They weren't ever a factory option for the MK2, not sure what they are from actually. Are they still 9J?


----------



## Rufflesj (Jun 22, 2020)

MT-V6 said:


> They weren't ever a factory option for the MK2, not sure what they are from actually. Are they still 9J?


Dunno, not an area I've ever bothered about, on 255 tyres which are 10", if that tells you anything?


----------



## Rufflesj (Jun 22, 2020)

AB888 said:


> Rufflesj said:
> 
> 
> > 19s here and no issues
> ...


https://www.hotlinetyres.co.uk/21r8-rot ... ith-tyres/


----------



## AB888 (May 23, 2021)

Thanks for the link, appreciated [smiley=drummer.gif]


----------



## wsantos (Sep 7, 2020)

Recently treated my 2008 FWD model to a set of Romac Venom grey with polished face. Love them! Decided to stick with 17" as car is my daily. I drive mostly on A/B roads around Yorkshire. Tyres are Goodyear Asymmetric 5.


----------



## Ryan28 (Jul 21, 2009)

I have the Forged Y spoke oem optional extra wheels. These are 20" 9j et52 with 15mm spacers. These were then re sprayed Aurum gold as seen on the Porsche GT3RS.


----------



## bevsmotor (Jun 2, 2011)

Is it ok to fit 8.5 x19 with offset of 48. If it is will 255 35 19 tyres be ok without any rubbing ?
Thanks


----------



## Rufflesj (Jun 22, 2020)

MT-V6 said:


> They weren't ever a factory option for the MK2, not sure what they are from actually. Are they still 9J?
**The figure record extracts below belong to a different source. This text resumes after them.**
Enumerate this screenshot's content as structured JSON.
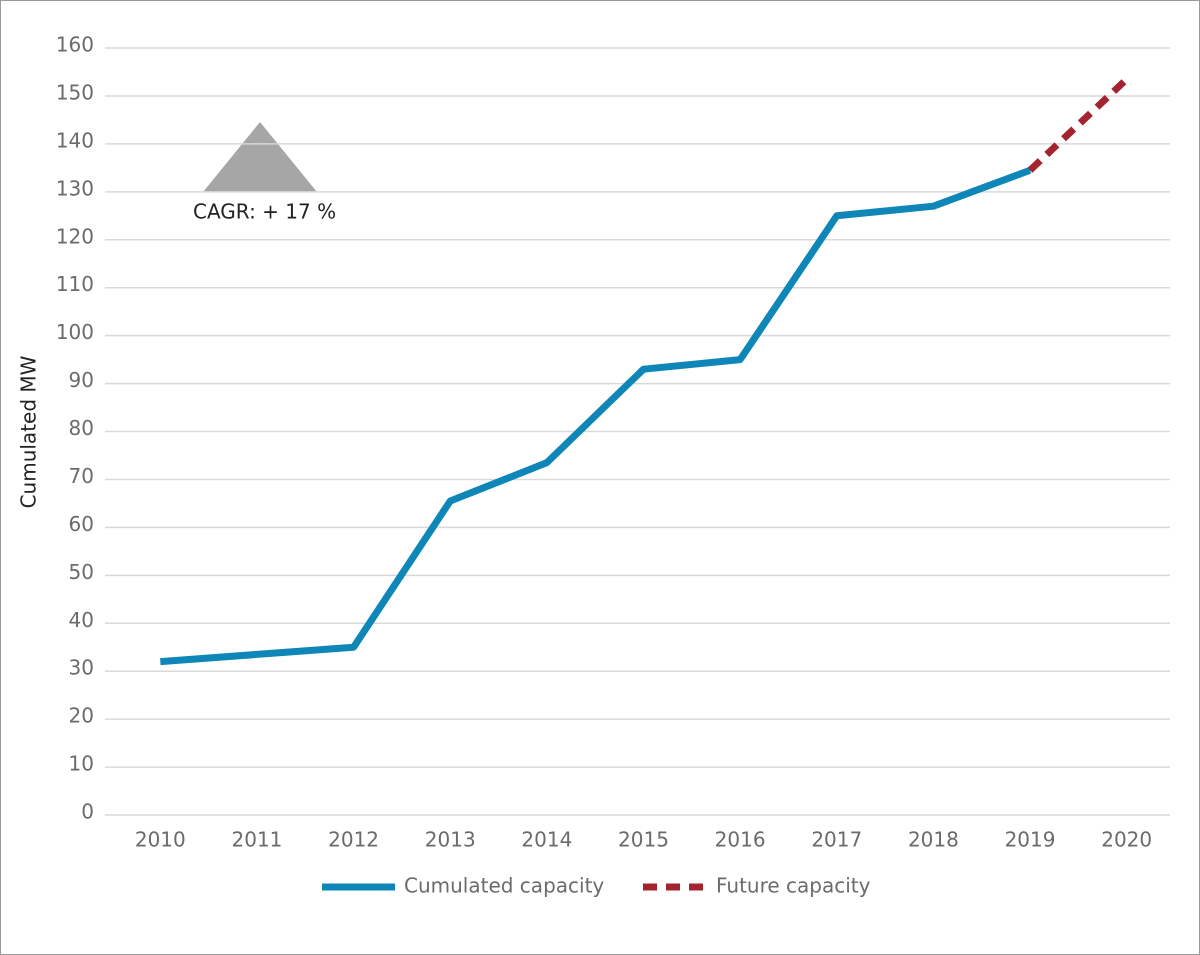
{
  "chart_data": {
    "type": "line",
    "y_label": "Cumulated MW",
    "annotation": "CAGR: + 17 %",
    "categories": [
      "2010",
      "2011",
      "2012",
      "2013",
      "2014",
      "2015",
      "2016",
      "2017",
      "2018",
      "2019",
      "2020"
    ],
    "series": [
      {
        "name": "Cumulated capacity",
        "color": "#0e87b8",
        "dashed": false,
        "values": [
          32,
          33.5,
          35,
          65.5,
          73.5,
          93,
          95,
          125,
          127,
          134.5,
          null
        ]
      },
      {
        "name": "Future capacity",
        "color": "#a3242f",
        "dashed": true,
        "values": [
          null,
          null,
          null,
          null,
          null,
          null,
          null,
          null,
          null,
          134.5,
          153.5
        ]
      }
    ],
    "ylim": [
      0,
      160
    ],
    "yticks": [
      0,
      10,
      20,
      30,
      40,
      50,
      60,
      70,
      80,
      90,
      100,
      110,
      120,
      130,
      140,
      150,
      160
    ],
    "grid": true,
    "legend": "bottom"
  }
}
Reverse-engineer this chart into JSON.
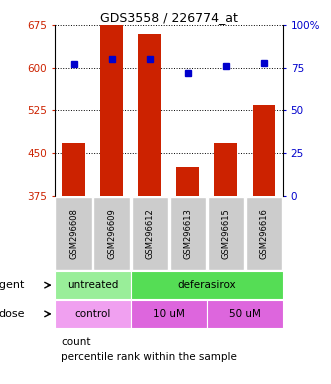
{
  "title": "GDS3558 / 226774_at",
  "samples": [
    "GSM296608",
    "GSM296609",
    "GSM296612",
    "GSM296613",
    "GSM296615",
    "GSM296616"
  ],
  "bar_values": [
    468,
    675,
    660,
    425,
    468,
    535
  ],
  "percentile_values": [
    77,
    80,
    80,
    72,
    76,
    78
  ],
  "bar_color": "#cc2200",
  "marker_color": "#0000cc",
  "ylim_left": [
    375,
    675
  ],
  "ylim_right": [
    0,
    100
  ],
  "yticks_left": [
    375,
    450,
    525,
    600,
    675
  ],
  "yticks_right": [
    0,
    25,
    50,
    75,
    100
  ],
  "agent_spans": [
    {
      "start": 0,
      "end": 2,
      "label": "untreated",
      "color": "#99ee99"
    },
    {
      "start": 2,
      "end": 6,
      "label": "deferasirox",
      "color": "#55dd55"
    }
  ],
  "dose_spans": [
    {
      "start": 0,
      "end": 2,
      "label": "control",
      "color": "#f0a0f0"
    },
    {
      "start": 2,
      "end": 4,
      "label": "10 uM",
      "color": "#dd66dd"
    },
    {
      "start": 4,
      "end": 6,
      "label": "50 uM",
      "color": "#dd66dd"
    }
  ],
  "sample_box_color": "#cccccc",
  "background_color": "#ffffff"
}
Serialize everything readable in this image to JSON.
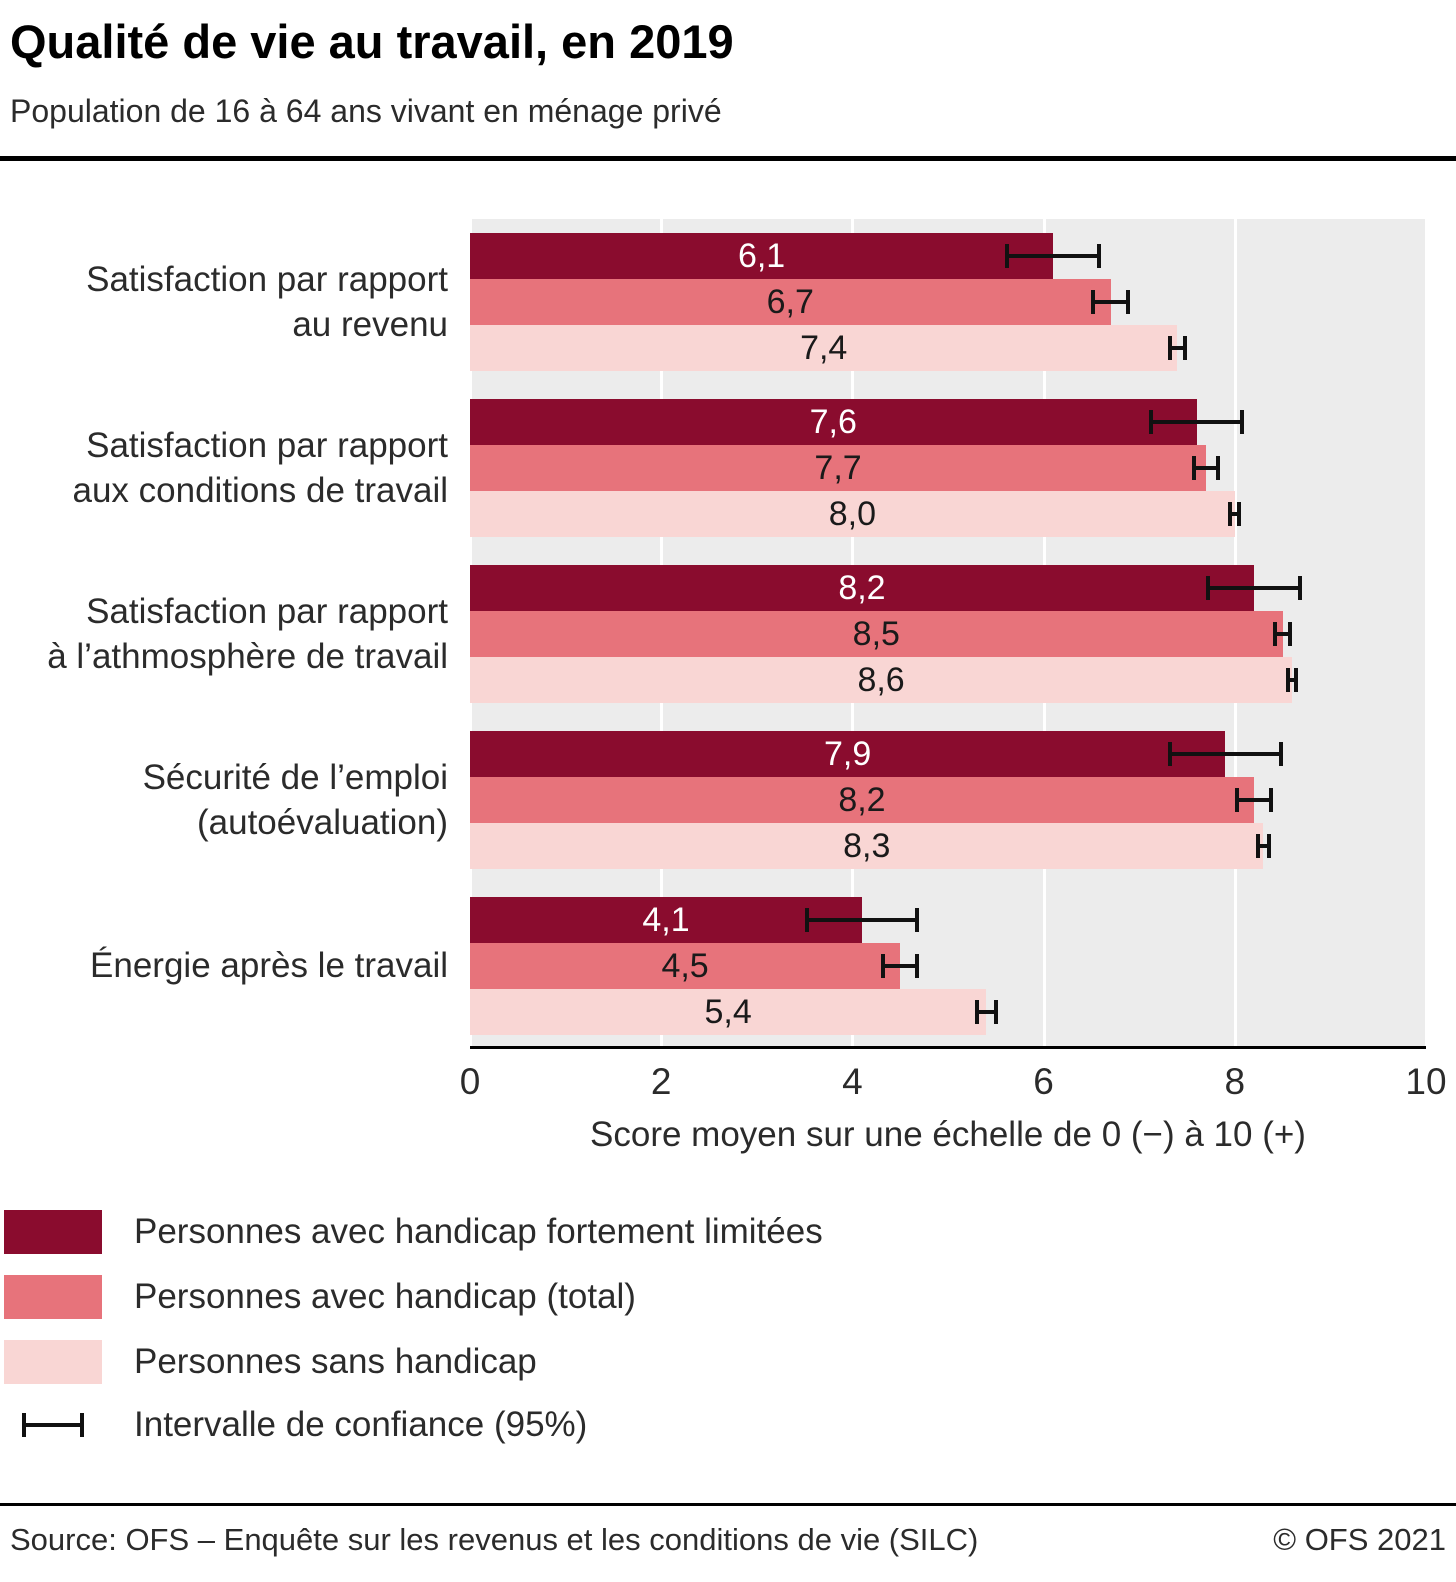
{
  "header": {
    "title": "Qualité de vie au travail, en 2019",
    "subtitle": "Population de 16 à 64 ans vivant en ménage privé"
  },
  "chart_data": {
    "type": "bar",
    "orientation": "horizontal",
    "title": "Qualité de vie au travail, en 2019",
    "categories": [
      "Satisfaction par rapport\nau revenu",
      "Satisfaction par rapport\naux conditions de travail",
      "Satisfaction par rapport\nà l’athmosphère de travail",
      "Sécurité de l’emploi\n(autoévaluation)",
      "Énergie après le travail"
    ],
    "series": [
      {
        "name": "Personnes avec handicap fortement limitées",
        "color": "#8a0c2e",
        "value_label_color": "#ffffff",
        "values": [
          6.1,
          7.6,
          8.2,
          7.9,
          4.1
        ],
        "value_labels": [
          "6,1",
          "7,6",
          "8,2",
          "7,9",
          "4,1"
        ],
        "ci_low": [
          5.6,
          7.1,
          7.7,
          7.3,
          3.5
        ],
        "ci_high": [
          6.6,
          8.1,
          8.7,
          8.5,
          4.7
        ]
      },
      {
        "name": "Personnes avec handicap (total)",
        "color": "#e7737b",
        "value_label_color": "#1a1a1a",
        "values": [
          6.7,
          7.7,
          8.5,
          8.2,
          4.5
        ],
        "value_labels": [
          "6,7",
          "7,7",
          "8,5",
          "8,2",
          "4,5"
        ],
        "ci_low": [
          6.5,
          7.55,
          8.4,
          8.0,
          4.3
        ],
        "ci_high": [
          6.9,
          7.85,
          8.6,
          8.4,
          4.7
        ]
      },
      {
        "name": "Personnes sans handicap",
        "color": "#f9d6d4",
        "value_label_color": "#1a1a1a",
        "values": [
          7.4,
          8.0,
          8.6,
          8.3,
          5.4
        ],
        "value_labels": [
          "7,4",
          "8,0",
          "8,6",
          "8,3",
          "5,4"
        ],
        "ci_low": [
          7.3,
          7.93,
          8.54,
          8.22,
          5.28
        ],
        "ci_high": [
          7.5,
          8.07,
          8.66,
          8.38,
          5.52
        ]
      }
    ],
    "xlim": [
      0,
      10
    ],
    "xticks": [
      0,
      2,
      4,
      6,
      8,
      10
    ],
    "xtick_labels": [
      "0",
      "2",
      "4",
      "6",
      "8",
      "10"
    ],
    "xlabel": "Score moyen sur une échelle de 0 (−) à 10 (+)",
    "plot_background": "#ececec",
    "gridline_color": "#ffffff",
    "ci_color": "#111111",
    "grid": true,
    "legend_position": "bottom-left"
  },
  "legend": {
    "items": [
      {
        "type": "swatch",
        "color": "#8a0c2e",
        "label": "Personnes avec handicap fortement limitées"
      },
      {
        "type": "swatch",
        "color": "#e7737b",
        "label": "Personnes avec handicap (total)"
      },
      {
        "type": "swatch",
        "color": "#f9d6d4",
        "label": "Personnes sans handicap"
      },
      {
        "type": "ci",
        "label": "Intervalle de confiance (95%)"
      }
    ]
  },
  "footer": {
    "source": "Source: OFS – Enquête sur les revenus et les conditions de vie (SILC)",
    "copyright": "© OFS 2021"
  }
}
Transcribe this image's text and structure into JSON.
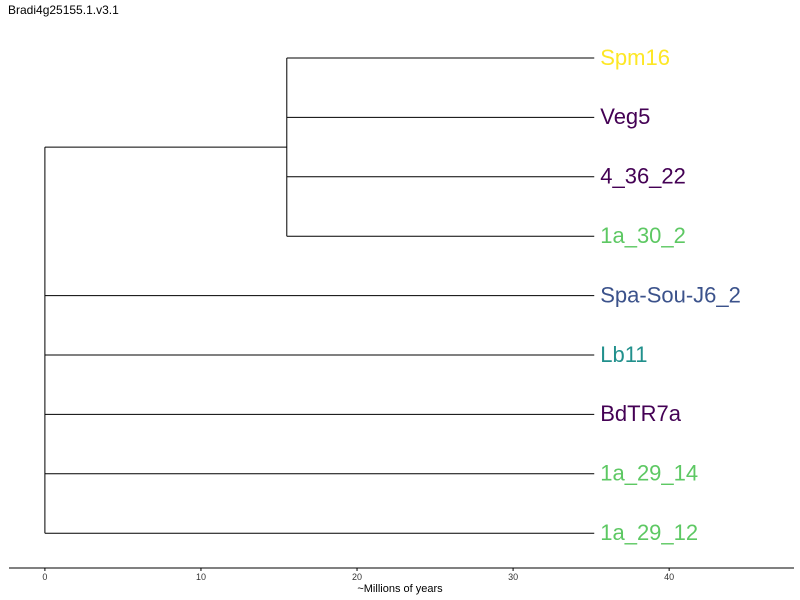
{
  "title": "Bradi4g25155.1.v3.1",
  "axis": {
    "label": "~Millions of years",
    "range": [
      -2.3,
      48
    ],
    "ticks": [
      0,
      10,
      20,
      30,
      40
    ]
  },
  "tips": [
    {
      "label": "Spm16",
      "color": "#FDE725"
    },
    {
      "label": "Veg5",
      "color": "#440154"
    },
    {
      "label": "4_36_22",
      "color": "#440154"
    },
    {
      "label": "1a_30_2",
      "color": "#5DC863"
    },
    {
      "label": "Spa-Sou-J6_2",
      "color": "#3B528B"
    },
    {
      "label": "Lb11",
      "color": "#21908C"
    },
    {
      "label": "BdTR7a",
      "color": "#440154"
    },
    {
      "label": "1a_29_14",
      "color": "#5DC863"
    },
    {
      "label": "1a_29_12",
      "color": "#5DC863"
    }
  ],
  "tree": {
    "root_age": 0,
    "tip_age": 35.2,
    "clade_node_age": 15.5,
    "clade_tips": [
      0,
      1,
      2,
      3
    ],
    "root_children": [
      "clade",
      4,
      5,
      6,
      7,
      8
    ]
  }
}
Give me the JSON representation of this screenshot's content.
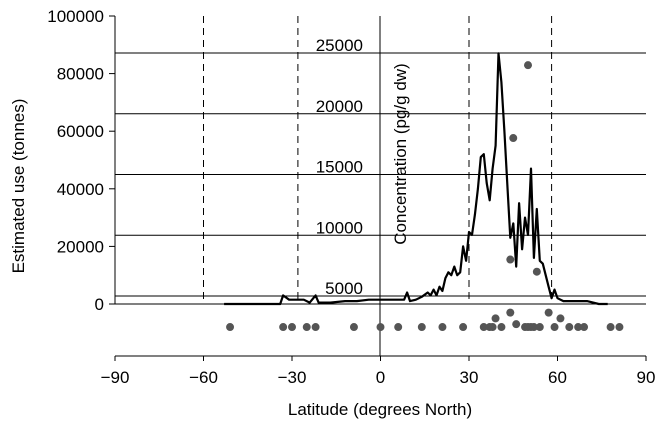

Had fronts off to do pads, thought I'd update, they're 8.5


----------



## Rufflesj (Jun 22, 2020)

Ryan28 said:


> I have the Forged Y spoke oem optional extra wheels. These are 20" 9j et52 with 15mm spacers. These were then re sprayed Aurum gold as seen on the Porsche GT3RS.
> View attachment 2


Those look fantastic mate


----------



## Rufflesj (Jun 22, 2020)

bevsmotor said:


> Is it ok to fit 8.5 x19 with offset of 48. If it is will 255 35 19 tyres be ok without any rubbing ?
> Thanks


Should be fine mate, that's my set up on standard suspension and I could go 25mm/20mm front & rear drop with room to spare.


----------



## LML (Sep 10, 2021)

Hey @ryan28, are you experiencing any fender rubbing with your 15mm spacers? I'm running 19/9" wheels with 255/35 tires on a 2014 TT (S-line) and want to find out the max spacing I can do without rubbing my fenders. You running 15mm front and back? Would you recommend that or would you go different front and back? Other welcome to chime it too of course!


----------



## Barr_end (Oct 19, 2016)

So I have a fair few I can share...

I will list my wheels I'm trying to sell first mind 😅 My 'old road' wheels
2Forge ZF5 - 18x9 ET35 at only 8.4kg a wheel - 245/40 R18 PS4/Goodyear F1 5's



















My current Track wheels
1Form somethings - 18x8.5 et45 with 12mm F (clear brakes) and 15mm R spacers (even the 'stance' up) - 235/40 R18 ADO8R's



























Sneak peak of the new current road wheels
Rota Titan 18x9 et42 - 245/40 R18 Goodyear F1 Supersports








[/url]


Very first / old set up
Bola CSR 19x9.5 supposed to be et45 - believe these were machined wrong to et40 - ran 5mm rear spacers - 245/35 R19 Goodyear F1 3's



























Ex misses old set up's I did for her
JapanRacing JR11 19x9.5 et45 - 235/35 R19 Rainsport 5's
Oz Superterismo 20x8.5 et35 - 225/30 R20 Nankang NS20s


----------



## Flashy (Nov 8, 2019)

Do you remove anything from inside the arches to prevent rubbing? I ran 11mm spacers on et45 8.5j wheels with 245/40/r18 tyres (Bridgestone) and there was some rubbing. The Bridgestone have quite a rim protector on them too.


----------



## Flashy (Nov 8, 2019)

Anyone?

I don't understand how some are running wheels with a bigger offset than me without issue?


----------



## True-blue (Oct 25, 2019)

Barr_end said:


> So I have a fair few I can share...
> 
> I will list my wheels I'm trying to sell first mind 😅 My 'old road' wheels
> 2Forge ZF5 - 18x9 ET35 at only 8.4kg a wheel - 245/40 R18 PS4/Goodyear F1 5's
> ...


like the look of the 2forge wheels, any rubbing issues though at ET35 & 9J?


----------



## Danny1 (Sep 2, 2010)

Always need to remove the rear arch tabs and good wheel alignment for camber change helps too


----------



## EsnTT (May 27, 2019)

Last year I changed the stock 17" alloys to 18" S-Line Ronals, 8.5j ET52 & 245/40/R18 Pirelli Cinturato tyres. Picture below is sitting on the original 13 year old factory Sachs suspension so plenty of room for lowering / bigger rims or both.


----------



## Danny1 (Sep 2, 2010)

Bola FLD lightweight 19 x 8.5 et38 255 PS4S tyres


----------